Unfortunately, I think __version__ is a fairly ingrained habit for a lot of people. But it’s a holdover from the days before importlib.metadata.
If you’re going to insist on supplying a __version__ attribute, make it a constant string and don’t play costly games just to avoid typing it twice.
I’m not sure that they’re doing it for the users’ benefit - a lot of the time it’s CLI apps wanting to single-source their version to e.g. print in --version or to check for updates. I find that it’s increasingly uncommon that packages will have a __version__ unless they have some use for it.
Fair point, but it’s equally straightforward for the package code to call importlib.metadata.version when needed as well - so why pre-calculate it? I’m still not seeing the benefit here (other than “because we’ve always done it that way”). With one proviso - if a project supports Python 3.7 or older I can see having a __version__ attribute to avoid a runtime dependency on the importlib.metadata backport. But that still doesn’t (IMO) justify complicated machinery simply to single-source the version.
But this is both off-topic and a matter of opinion at this point. The above is just my personal opinion.
If there is any plausible scenario where importlib.metadata.version(spam) could return a result other than a statically-specified spam.__version__ presuming both are run consecutively from the same instance of the same Python interpreter, and version = spam.__version__ is set in setup.cfg, then it would seem to be of value to retain it (so long as it is a static value, i.e. not just retrieving it from importlib). In particular, this would apply at least for editable installs and (more esoteric, but not totally implausible) if the package’s files were modified after install.
In particular, I’m most concerned when dealing with the interaction between package managers (OS and Python, pip and conda, etc), as I’ve in helping other users and testing myself, certainly confirmed multiple sets of circumstances (various combinations of uninstalling {pip/conda}-installed packages with {conda/pip}, path configuration issues, conda bugs, other user issues) where neither pip list nor conda list print the version of the package that’s actually imported (and spam.__version__ would correctly list).

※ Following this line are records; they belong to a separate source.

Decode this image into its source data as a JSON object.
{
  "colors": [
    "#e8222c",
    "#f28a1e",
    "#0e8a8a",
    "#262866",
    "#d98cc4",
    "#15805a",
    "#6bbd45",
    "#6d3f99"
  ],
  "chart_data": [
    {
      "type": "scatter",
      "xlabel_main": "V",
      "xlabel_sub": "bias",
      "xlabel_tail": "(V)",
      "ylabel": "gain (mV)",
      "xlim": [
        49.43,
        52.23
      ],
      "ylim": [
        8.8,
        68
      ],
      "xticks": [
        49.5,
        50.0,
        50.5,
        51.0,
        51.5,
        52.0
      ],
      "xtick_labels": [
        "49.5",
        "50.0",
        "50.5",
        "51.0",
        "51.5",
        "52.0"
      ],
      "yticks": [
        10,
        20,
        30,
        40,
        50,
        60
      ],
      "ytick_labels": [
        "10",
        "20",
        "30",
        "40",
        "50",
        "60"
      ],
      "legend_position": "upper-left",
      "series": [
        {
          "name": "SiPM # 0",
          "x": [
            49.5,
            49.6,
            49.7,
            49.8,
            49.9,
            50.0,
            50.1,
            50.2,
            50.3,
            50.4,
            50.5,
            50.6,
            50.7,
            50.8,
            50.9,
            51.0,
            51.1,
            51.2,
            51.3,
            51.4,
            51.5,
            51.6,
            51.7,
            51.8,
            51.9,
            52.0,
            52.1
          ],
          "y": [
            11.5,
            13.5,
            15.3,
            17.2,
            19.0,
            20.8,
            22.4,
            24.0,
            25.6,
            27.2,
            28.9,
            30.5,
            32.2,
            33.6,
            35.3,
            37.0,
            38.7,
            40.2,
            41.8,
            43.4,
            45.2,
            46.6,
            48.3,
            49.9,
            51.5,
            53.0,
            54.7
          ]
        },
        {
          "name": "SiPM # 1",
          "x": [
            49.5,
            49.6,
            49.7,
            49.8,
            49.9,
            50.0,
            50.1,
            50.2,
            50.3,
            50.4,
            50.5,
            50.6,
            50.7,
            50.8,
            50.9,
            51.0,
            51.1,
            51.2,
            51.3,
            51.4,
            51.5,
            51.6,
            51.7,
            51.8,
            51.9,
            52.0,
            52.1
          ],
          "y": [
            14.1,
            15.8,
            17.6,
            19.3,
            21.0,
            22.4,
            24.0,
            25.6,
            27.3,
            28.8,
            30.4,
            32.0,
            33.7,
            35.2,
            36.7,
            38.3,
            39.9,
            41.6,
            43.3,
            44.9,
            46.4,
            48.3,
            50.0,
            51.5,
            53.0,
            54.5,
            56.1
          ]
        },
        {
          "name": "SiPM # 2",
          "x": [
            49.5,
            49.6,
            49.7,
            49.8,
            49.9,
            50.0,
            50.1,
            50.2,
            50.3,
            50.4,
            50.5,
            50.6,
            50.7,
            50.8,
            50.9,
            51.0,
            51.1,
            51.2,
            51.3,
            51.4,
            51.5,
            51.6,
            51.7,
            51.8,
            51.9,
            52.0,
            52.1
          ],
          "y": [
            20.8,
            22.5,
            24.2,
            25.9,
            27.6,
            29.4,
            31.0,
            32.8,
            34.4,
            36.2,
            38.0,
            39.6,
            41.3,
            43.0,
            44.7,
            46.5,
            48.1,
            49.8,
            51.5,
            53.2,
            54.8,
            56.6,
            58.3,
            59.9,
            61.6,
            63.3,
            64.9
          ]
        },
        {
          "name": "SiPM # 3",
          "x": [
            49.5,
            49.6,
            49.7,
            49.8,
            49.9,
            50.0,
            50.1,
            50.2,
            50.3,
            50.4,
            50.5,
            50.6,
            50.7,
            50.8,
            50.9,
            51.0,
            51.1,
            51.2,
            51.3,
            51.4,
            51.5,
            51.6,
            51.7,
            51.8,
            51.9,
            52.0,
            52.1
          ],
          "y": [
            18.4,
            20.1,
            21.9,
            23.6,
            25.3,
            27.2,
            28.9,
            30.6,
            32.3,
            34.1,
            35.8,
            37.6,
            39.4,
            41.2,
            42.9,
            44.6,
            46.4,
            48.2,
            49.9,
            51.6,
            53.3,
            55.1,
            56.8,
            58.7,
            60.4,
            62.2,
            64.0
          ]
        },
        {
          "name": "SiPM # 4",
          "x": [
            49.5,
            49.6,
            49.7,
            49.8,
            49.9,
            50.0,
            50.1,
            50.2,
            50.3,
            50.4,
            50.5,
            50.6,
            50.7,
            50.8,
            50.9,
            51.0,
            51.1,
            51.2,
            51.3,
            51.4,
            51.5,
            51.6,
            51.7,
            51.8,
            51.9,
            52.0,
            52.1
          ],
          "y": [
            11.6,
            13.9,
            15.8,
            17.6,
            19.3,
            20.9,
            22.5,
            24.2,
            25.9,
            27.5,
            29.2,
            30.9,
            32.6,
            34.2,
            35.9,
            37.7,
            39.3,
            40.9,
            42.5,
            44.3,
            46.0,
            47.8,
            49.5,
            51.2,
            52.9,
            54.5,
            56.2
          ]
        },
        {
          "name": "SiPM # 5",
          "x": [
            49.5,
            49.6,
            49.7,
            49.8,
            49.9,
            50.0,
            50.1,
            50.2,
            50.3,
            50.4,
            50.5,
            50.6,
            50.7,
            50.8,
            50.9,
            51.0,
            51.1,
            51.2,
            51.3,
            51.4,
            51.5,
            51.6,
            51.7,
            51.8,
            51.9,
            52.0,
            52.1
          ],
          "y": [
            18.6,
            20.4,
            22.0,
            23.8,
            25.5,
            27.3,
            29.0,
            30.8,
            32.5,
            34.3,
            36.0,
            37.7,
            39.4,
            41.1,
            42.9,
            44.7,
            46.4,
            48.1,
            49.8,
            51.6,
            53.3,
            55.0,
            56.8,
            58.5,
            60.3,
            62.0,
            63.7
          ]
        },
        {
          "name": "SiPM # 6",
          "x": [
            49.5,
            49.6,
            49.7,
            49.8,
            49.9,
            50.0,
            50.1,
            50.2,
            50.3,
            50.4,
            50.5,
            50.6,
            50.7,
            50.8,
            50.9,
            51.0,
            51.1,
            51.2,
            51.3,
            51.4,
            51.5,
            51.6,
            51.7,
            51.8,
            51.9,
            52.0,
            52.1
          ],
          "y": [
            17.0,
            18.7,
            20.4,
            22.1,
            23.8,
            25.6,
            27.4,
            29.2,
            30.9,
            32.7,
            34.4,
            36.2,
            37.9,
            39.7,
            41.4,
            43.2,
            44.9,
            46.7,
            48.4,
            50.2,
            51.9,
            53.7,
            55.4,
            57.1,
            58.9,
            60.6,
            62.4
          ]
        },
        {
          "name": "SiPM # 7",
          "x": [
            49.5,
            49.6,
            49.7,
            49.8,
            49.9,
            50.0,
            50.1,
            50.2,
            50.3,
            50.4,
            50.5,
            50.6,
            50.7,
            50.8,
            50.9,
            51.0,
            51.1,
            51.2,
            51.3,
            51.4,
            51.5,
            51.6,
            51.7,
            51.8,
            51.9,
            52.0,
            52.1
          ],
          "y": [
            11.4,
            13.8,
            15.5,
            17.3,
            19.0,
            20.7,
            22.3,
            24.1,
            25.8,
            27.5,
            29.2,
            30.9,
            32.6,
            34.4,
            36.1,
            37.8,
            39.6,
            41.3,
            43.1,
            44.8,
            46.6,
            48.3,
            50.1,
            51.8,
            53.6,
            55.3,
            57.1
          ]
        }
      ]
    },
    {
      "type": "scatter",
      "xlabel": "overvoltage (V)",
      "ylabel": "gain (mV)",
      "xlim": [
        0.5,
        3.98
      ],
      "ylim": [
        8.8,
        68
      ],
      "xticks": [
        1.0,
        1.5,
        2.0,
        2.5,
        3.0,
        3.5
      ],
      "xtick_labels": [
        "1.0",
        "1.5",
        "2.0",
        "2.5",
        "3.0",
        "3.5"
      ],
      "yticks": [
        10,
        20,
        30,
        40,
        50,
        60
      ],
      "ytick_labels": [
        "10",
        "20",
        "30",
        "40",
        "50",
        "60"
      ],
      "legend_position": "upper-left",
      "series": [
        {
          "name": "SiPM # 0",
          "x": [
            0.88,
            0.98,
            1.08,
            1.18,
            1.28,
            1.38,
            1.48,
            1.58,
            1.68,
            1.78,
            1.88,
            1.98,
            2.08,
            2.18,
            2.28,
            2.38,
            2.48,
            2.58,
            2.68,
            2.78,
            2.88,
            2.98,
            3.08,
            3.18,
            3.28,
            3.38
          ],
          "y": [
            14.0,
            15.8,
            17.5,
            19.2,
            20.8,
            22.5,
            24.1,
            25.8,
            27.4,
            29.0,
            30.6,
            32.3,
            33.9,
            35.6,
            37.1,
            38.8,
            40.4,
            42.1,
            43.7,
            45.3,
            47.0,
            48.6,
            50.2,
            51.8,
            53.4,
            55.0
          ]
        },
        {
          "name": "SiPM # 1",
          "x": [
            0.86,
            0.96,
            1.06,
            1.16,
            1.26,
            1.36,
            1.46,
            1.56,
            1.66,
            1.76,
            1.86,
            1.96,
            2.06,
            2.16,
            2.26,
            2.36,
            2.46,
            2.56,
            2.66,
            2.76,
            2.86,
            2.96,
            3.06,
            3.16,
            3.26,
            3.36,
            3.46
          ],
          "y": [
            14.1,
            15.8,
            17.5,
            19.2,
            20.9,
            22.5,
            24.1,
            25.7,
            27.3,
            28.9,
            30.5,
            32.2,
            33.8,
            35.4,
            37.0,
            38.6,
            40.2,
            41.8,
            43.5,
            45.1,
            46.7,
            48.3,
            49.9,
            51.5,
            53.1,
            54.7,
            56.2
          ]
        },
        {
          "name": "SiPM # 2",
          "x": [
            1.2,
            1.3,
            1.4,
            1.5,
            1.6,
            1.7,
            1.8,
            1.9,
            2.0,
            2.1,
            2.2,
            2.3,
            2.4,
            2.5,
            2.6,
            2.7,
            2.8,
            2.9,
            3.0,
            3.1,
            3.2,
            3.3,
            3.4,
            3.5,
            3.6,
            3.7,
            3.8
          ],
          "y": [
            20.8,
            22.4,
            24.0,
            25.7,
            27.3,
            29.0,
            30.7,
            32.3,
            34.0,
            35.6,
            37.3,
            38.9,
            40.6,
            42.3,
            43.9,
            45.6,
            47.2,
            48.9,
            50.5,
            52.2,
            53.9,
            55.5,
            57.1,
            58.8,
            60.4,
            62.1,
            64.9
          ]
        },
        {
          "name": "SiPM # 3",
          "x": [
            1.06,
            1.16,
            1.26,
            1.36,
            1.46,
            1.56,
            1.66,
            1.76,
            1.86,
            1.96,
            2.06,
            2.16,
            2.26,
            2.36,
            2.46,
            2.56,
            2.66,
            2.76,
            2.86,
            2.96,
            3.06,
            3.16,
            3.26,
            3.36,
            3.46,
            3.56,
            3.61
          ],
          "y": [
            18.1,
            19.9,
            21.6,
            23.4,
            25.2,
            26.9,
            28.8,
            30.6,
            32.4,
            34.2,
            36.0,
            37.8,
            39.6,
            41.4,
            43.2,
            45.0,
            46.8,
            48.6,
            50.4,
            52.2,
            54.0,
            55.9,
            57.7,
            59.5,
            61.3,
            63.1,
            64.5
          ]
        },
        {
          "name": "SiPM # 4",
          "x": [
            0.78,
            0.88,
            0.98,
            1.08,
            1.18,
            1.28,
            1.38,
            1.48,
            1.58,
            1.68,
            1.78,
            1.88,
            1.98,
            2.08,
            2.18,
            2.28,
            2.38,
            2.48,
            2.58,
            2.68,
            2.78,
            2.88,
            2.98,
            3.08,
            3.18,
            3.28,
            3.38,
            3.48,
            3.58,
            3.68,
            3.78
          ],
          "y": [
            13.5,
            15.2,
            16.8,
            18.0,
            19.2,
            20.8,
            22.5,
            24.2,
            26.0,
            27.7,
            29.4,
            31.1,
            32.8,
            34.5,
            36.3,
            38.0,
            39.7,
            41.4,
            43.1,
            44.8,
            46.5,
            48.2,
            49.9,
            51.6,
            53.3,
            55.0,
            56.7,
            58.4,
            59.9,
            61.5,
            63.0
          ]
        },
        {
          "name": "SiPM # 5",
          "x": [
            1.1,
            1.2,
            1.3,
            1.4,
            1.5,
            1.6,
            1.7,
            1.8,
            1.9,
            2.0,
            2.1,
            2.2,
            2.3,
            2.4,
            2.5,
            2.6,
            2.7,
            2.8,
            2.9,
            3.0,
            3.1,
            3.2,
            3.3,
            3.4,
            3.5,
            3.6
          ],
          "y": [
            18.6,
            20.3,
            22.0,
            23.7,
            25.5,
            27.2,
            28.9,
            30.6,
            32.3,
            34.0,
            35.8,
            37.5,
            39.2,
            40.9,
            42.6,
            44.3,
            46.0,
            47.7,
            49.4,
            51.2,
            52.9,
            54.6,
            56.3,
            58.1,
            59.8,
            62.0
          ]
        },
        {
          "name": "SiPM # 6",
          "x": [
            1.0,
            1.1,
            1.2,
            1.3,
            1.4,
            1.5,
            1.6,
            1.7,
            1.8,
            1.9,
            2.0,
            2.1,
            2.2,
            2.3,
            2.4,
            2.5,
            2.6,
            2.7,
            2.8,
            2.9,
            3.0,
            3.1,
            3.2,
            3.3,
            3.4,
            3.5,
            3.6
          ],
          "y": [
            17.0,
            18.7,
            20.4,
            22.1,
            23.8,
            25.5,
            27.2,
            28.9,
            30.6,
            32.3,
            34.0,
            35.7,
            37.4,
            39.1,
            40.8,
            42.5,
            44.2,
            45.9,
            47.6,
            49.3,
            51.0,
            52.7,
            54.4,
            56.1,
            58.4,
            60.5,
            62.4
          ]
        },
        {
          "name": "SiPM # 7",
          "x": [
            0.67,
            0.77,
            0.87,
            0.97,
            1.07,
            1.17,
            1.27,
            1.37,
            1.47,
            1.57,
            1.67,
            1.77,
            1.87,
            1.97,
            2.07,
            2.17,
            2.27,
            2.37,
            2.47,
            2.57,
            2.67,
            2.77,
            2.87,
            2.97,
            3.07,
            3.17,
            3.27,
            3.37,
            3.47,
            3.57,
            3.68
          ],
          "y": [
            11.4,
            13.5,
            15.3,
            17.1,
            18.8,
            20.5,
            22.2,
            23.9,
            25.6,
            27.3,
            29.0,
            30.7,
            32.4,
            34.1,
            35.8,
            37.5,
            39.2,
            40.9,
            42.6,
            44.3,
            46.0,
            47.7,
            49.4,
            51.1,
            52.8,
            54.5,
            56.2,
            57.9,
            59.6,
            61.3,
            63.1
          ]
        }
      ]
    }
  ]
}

I haven’t yet verified in which cases importlib.metadata.version(spam)inside Python doesn’t report the actual imported version (its certainly plausible that it would in some cases, but not in others, depending on the specific problem), and these cases naturally involve environments that are inconsistent, but this is my primary use case for a static __version__, as a source of truth on the version of the package that is actually getting imported, when troubleshooting these cases.